A cybersecurity dashboard is a graphical user interface that displays real-time data about the security of an organization’s network and systems. It typically includes a collection of metrics, charts, and other visualizations that provide a high-level view of an organization’s cybersecurity posture. The dashboard may include information about the number of attacks, the types of attacks, the systems that were targeted, and the success or failure of those attacks. Some dashboards may also include alerts or notifications about potential security incidents or vulnerabilities. The purpose of a cybersecurity dashboard is to give security analysts and other stakeholders a quick and easy way to monitor the security of their network and systems and to take action if necessary.

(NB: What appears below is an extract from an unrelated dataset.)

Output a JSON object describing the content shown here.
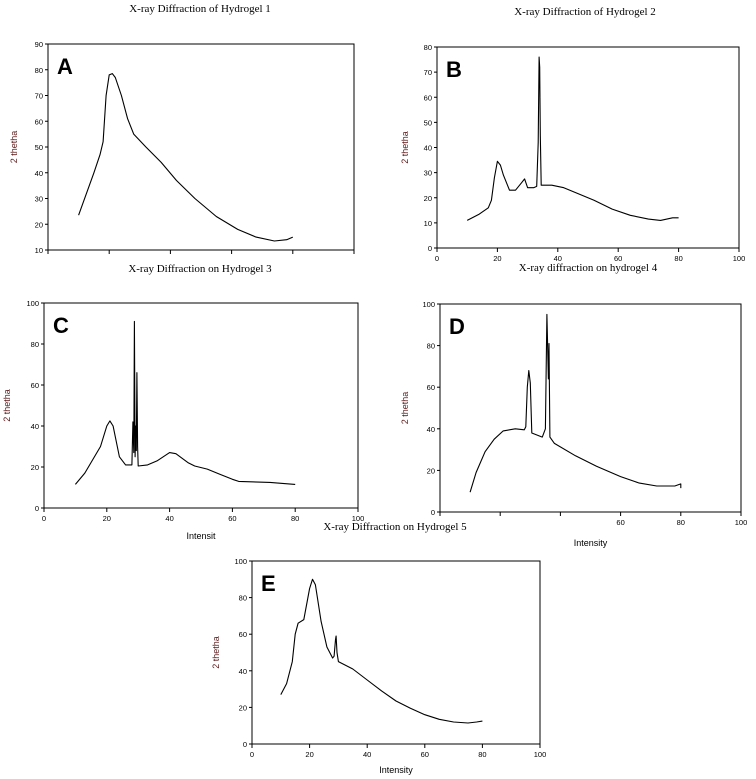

Security-specific tech solutions often display data that is very technical and doesn’t provide a complete picture of risk. This can be challenging for less-technically skilled individuals on the board and in the C-suite who are responsible for cybersecurity oversight. To help these individuals better understand and communicate cyber risks, it can be useful to provide more straightforward, aggregated information that is easy for everyone to understand.
We have compiled a list of cyber risk KPIs under a few categories that can be integrated into a dashboard for any member of an organization who wants to become more aware of cyber risk. These metrics come from a variety of sources and cover a range of risks, including technical issues, security diligence, and human behavior.
1. Security Posture rating/Benchmark
Security posture refers to the overall level of security protection that an organization has in place to defend against potential threats and vulnerabilities. It would be good to compare your security posture with industries and identify gaps.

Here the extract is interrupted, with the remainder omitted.